Come nasce il Burkini?

Il burkini nasce 10 anni fa grazie all’idea di una stilista di Sydney, Aheda Zanetti, figlia di una libanese. L’ideatrice ha rivoluzionato il modo di stare in spiaggia per tante donne islamiche, «Volevo convincere le donne musulmane che nuotare non è un peccato» dice la stilista. «Oggi i mariti vengono a comprare costumi da bagno per la moglie e le figlie, in modo che tutta la famiglia possa andare in spiaggia». Nel 2006 anni fa il burkini veniva venduto a 65 sterline australiane. Adesso, su ebay, si trovano modelli a partire da 13,79 agli oltre i 60 dollari americani, spese di spedizione escluse. Secondo il Corano, infatti, non è lecito per le donne mostrarsi in pubblico nude, per non attirare la morbosità degli uomini. Si possono frequentare stabilimenti balneari solo a corpo coperto, secondo le indicazioni dei leader religiosi islamici.

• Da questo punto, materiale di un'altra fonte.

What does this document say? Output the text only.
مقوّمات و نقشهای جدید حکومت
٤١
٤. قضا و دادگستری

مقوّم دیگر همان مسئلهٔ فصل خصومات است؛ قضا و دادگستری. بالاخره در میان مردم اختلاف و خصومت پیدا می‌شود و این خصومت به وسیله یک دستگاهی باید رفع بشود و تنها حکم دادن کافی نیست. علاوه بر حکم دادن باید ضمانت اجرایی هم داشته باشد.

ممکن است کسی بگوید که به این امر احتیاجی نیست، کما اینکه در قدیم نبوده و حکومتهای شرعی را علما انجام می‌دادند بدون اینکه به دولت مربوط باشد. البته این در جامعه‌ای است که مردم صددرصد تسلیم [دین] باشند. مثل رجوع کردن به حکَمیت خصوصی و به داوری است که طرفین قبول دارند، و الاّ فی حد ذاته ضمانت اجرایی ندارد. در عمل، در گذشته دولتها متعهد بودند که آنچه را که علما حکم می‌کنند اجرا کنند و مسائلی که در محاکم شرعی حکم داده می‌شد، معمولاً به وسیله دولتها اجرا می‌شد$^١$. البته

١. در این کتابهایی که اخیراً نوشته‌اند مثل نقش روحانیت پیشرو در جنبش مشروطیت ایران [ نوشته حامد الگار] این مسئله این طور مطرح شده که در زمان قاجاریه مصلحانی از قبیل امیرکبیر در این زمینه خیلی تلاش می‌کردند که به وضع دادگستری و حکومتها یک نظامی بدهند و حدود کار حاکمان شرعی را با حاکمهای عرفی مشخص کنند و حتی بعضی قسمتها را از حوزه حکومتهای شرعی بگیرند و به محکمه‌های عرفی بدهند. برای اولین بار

 Marco Orioles, sociologo ed esperto di Islam in Europa

“Il burkini non è un simbolo religioso. E’ solo uno degli indumenti che l’Islam politico vorrebbe imporre alle proprie donne. Qui c’è un tentativo di “ri-islamizzare” la popolazione musulmana d’Europa e di fare in modo che mostrino anche con le apparenze esteriori la loro appartenenza islamica. Diverse organizzazione islamiche lo impongono per “tenere unito il gregge” e per catechizzarlo. Istillare il criterio del pudore nelle donne è uno degli strumenti per conquistare il loro consenso e quello dei mariti prima di tutto. Il burqa e il burkini sono invenzioni moderne, che non hanno nulla a che vedere con le loro tradizioni. Il Corano vieta la nudità, non parla di velo”.